American historian (1905–1993)

Lewis Hanke (January 2, 1905 – March 26, 1993) was an American historian of colonial Latin America best known for his writings on the Spanish conquest of Latin America. Hanke presented a revisionist narrative of colonial history that focused on the role of Bartolomé de las Casas, who famously advocated for the rights of Native Americans, and searched for just resolutions to the tensions between the conquistadores and the natives during the colonial period of Spanish rule. Hanke's writings documented Las Casas' work as a political activist, historian, political theorist, and anthropologist. His scholarship also uncovered evidence to support Hanke's claim that Las Casas did not act as the sole voice of conscience during the colonial era, but actually constituted the head of what was a larger reform movement by a number of Spanish colonists to prevent "the destruction of the Indies.”

==Biography==
Born January 2, 1905, in Oregon City, Oregon, Hanke received his B.S. and M.A. in history from Northwestern University. He went on to complete his PhD from Harvard University in 1936. He served as the first chief of the Hispanic Division of the Library of Congress, and headed the Hispanic Foundation until 1951. He began his teaching career at the University of Texas, then moved on to Columbia University. Hanke later joined the faculty of the University of Massachusetts Amherst in 1969, where he remained until his retirement in 1975.

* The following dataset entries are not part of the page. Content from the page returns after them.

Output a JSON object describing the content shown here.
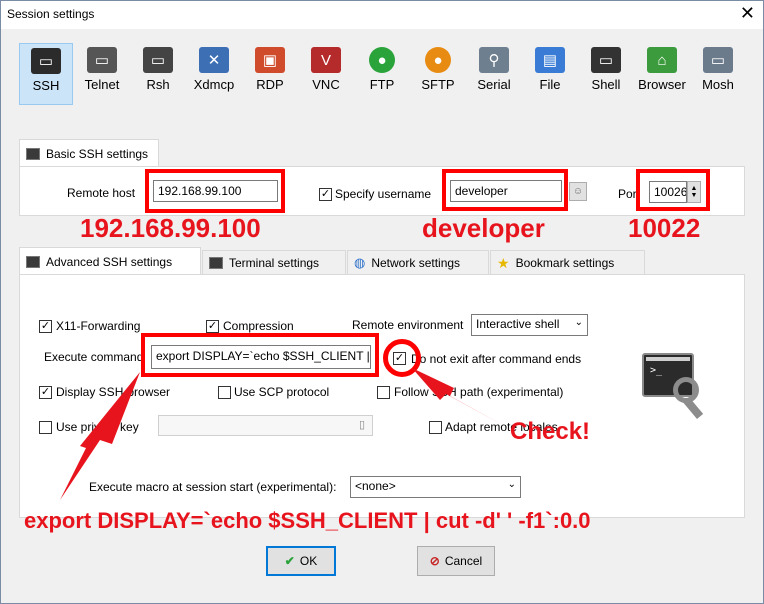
{
  "window": {
    "title": "Session settings",
    "close_glyph": "✕"
  },
  "session_types": [
    {
      "label": "SSH",
      "icon": "ssh-icon",
      "color": "#2b2b2b"
    },
    {
      "label": "Telnet",
      "icon": "telnet-icon",
      "color": "#555555"
    },
    {
      "label": "Rsh",
      "icon": "rsh-icon",
      "color": "#444444"
    },
    {
      "label": "Xdmcp",
      "icon": "xdmcp-icon",
      "color": "#3d6fb5"
    },
    {
      "label": "RDP",
      "icon": "rdp-icon",
      "color": "#d04b2b"
    },
    {
      "label": "VNC",
      "icon": "vnc-icon",
      "color": "#b52a2a"
    },
    {
      "label": "FTP",
      "icon": "ftp-icon",
      "color": "#2aa33a"
    },
    {
      "label": "SFTP",
      "icon": "sftp-icon",
      "color": "#e88b12"
    },
    {
      "label": "Serial",
      "icon": "serial-icon",
      "color": "#6e7f8f"
    },
    {
      "label": "File",
      "icon": "file-icon",
      "color": "#3a7bd5"
    },
    {
      "label": "Shell",
      "icon": "shell-icon",
      "color": "#333333"
    },
    {
      "label": "Browser",
      "icon": "browser-icon",
      "color": "#3c9b3c"
    },
    {
      "label": "Mosh",
      "icon": "mosh-icon",
      "color": "#6b7b8c"
    }
  ],
  "basic": {
    "tab_label": "Basic SSH settings",
    "remote_host_label": "Remote host",
    "remote_host_value": "192.168.99.100",
    "specify_username_label": "Specify username",
    "username_value": "developer",
    "port_label": "Port",
    "port_value": "10026"
  },
  "tabs": [
    "Advanced SSH settings",
    "Terminal settings",
    "Network settings",
    "Bookmark settings"
  ],
  "advanced": {
    "x11_label": "X11-Forwarding",
    "compression_label": "Compression",
    "remote_env_label": "Remote environment",
    "remote_env_value": "Interactive shell",
    "execute_command_label": "Execute command",
    "execute_command_value": "export DISPLAY=`echo $SSH_CLIENT |",
    "do_not_exit_label": "Do not exit after command ends",
    "display_browser_label": "Display SSH-browser",
    "use_scp_label": "Use SCP protocol",
    "follow_path_label": "Follow SSH path (experimental)",
    "use_private_key_label": "Use private key",
    "adapt_locales_label": "Adapt remote locales",
    "macro_label": "Execute macro at session start (experimental):",
    "macro_value": "<none>"
  },
  "buttons": {
    "ok": "OK",
    "cancel": "Cancel"
  },
  "annotations": {
    "ip": "192.168.99.100",
    "user": "developer",
    "port": "10022",
    "check": "Check!",
    "command": "export DISPLAY=`echo $SSH_CLIENT | cut -d' ' -f1`:0.0"
  }
}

To many, Hanke is considered the father of the field of Latin American studies in the United States. He created the Handbook of Latin American Studies, and that, along with his considerable historiographical achievements in Latin American history, continue to figure among the foundational works of Latin American studies research and library collections in both the U.S. and abroad.

Hanke edited the Guide to the Study of US History Outside the US, 1945–1980, and the year before his retirement, he served as the president of the American Historical Association, where he oversaw the re-writing of the AHA's charter.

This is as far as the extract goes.